The mystery of a teen who went missing in Michigan nearly four decades ago came to a tragic conclusion this week when state authorities announced they had identified his remains in a pauper’s grave more than 500 miles away.
Andrew Jackson Greer was just 15 when he walked out of his high school in Addison, a small town in southern Michigan, on Feb. 12, 1979. His mother reported him missing at 5:10 p.m. that afternoon, and after a sighting in Clayton County, just outside Flint, he was never seen again.
Now, 39 years later, the mystery of what befell Greer appears to be solved.
Michigan State Police revealed Monday that authorities have positively identified the remains of a “John Doe” in a pauper’s grave in Macon, Ga., as belonging to the teenage runaway, according to a statement.
Greer is believed to have hitch-hiked down to Georgia, where he was apparently struck and killed by the driver of a tractor-trailer speeding along I-75 near Macon, police said. With nothing to identify him, he was buried there and both cases — the disappearance of Greer and the identity of the dead John Doe — went cold for decades.
The case was reopened in 2000, but came up short once more, officials said. But then, armed with new technologies and resources, investigators took another look in 2014, but still made little progress with the case, according to Michigan State Police.
It was not until December 2017, when a retired deputy with the sheriff’s department in Bibb County, which includes Macon, made the connection between the Greer and the young boy buried in Georgia, police said. That deputy contacted Michigan State Police, who traveled to Georgia to investigate, and with the help of local authorities and the National Center for Missing and Exploited Children, exhumed John Doe’s body for DNA testing.
The results, when they came back, were nearly unequivocal. The DNA from the body of the slain hitch-hiker was 1.9 trillion times more likely that of Greer’s than not, police said. Between the DNA results and the police report for the death of the young hitch-hiker, police concluded that they are the same, police said.

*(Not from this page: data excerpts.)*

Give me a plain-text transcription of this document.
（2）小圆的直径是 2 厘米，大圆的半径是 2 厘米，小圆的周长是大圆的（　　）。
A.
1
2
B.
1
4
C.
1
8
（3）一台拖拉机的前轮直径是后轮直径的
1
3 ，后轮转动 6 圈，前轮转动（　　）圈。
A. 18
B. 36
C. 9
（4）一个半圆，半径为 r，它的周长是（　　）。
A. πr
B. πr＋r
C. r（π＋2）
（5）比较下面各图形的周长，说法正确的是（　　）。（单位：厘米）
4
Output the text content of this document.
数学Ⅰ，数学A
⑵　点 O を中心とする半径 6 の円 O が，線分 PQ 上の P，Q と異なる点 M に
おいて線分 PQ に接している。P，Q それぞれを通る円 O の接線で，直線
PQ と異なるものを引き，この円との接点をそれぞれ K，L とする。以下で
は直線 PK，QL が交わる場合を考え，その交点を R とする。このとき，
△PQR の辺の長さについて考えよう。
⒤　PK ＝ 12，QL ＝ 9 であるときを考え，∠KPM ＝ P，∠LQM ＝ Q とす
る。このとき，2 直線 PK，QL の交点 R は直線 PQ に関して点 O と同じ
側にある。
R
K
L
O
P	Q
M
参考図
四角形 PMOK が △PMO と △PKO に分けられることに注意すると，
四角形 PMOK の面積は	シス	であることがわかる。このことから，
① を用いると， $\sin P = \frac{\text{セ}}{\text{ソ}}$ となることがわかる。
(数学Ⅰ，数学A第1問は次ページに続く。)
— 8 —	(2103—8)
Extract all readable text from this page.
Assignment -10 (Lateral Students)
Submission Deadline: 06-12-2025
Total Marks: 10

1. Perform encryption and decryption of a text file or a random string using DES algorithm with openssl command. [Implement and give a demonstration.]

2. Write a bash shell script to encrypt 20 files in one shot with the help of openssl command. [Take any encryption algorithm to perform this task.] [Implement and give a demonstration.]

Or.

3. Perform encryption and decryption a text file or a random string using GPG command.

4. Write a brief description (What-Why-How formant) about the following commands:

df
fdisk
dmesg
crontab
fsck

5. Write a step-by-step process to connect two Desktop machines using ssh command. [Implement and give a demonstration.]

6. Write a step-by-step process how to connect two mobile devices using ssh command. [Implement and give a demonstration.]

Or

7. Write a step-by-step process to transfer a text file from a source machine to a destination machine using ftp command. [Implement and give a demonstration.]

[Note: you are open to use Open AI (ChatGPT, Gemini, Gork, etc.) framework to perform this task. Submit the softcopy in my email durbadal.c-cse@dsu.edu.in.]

Greer’s half-brother, James Bowman, told the Detroit Free Press that the news was sad, but offered closure to the open wound of Greer’s disappearance.
“It’s a bittersweet ... ending,” Bowman told the newspaper. "Of course, as a family we all wanted him to be alive. ... But today we get the closure it's officially him and he's been found."
Bowman was just 4 years old when his big brother vanished, but in 2014 he reached out to a reporter at a local newspaper in an effort to crack the case, the Free Press reports. He was motivated partially out of a desire to bring closure to his mother, who has since died.
"It was my trying to help my mom find that answer that led us to this place," Bowman said, according to the Free Press "Hopefully, she knows the truth today."
Bowman told the newspaper the family plans to have Greer’s remains cremated and “put him to rest” in Michigan.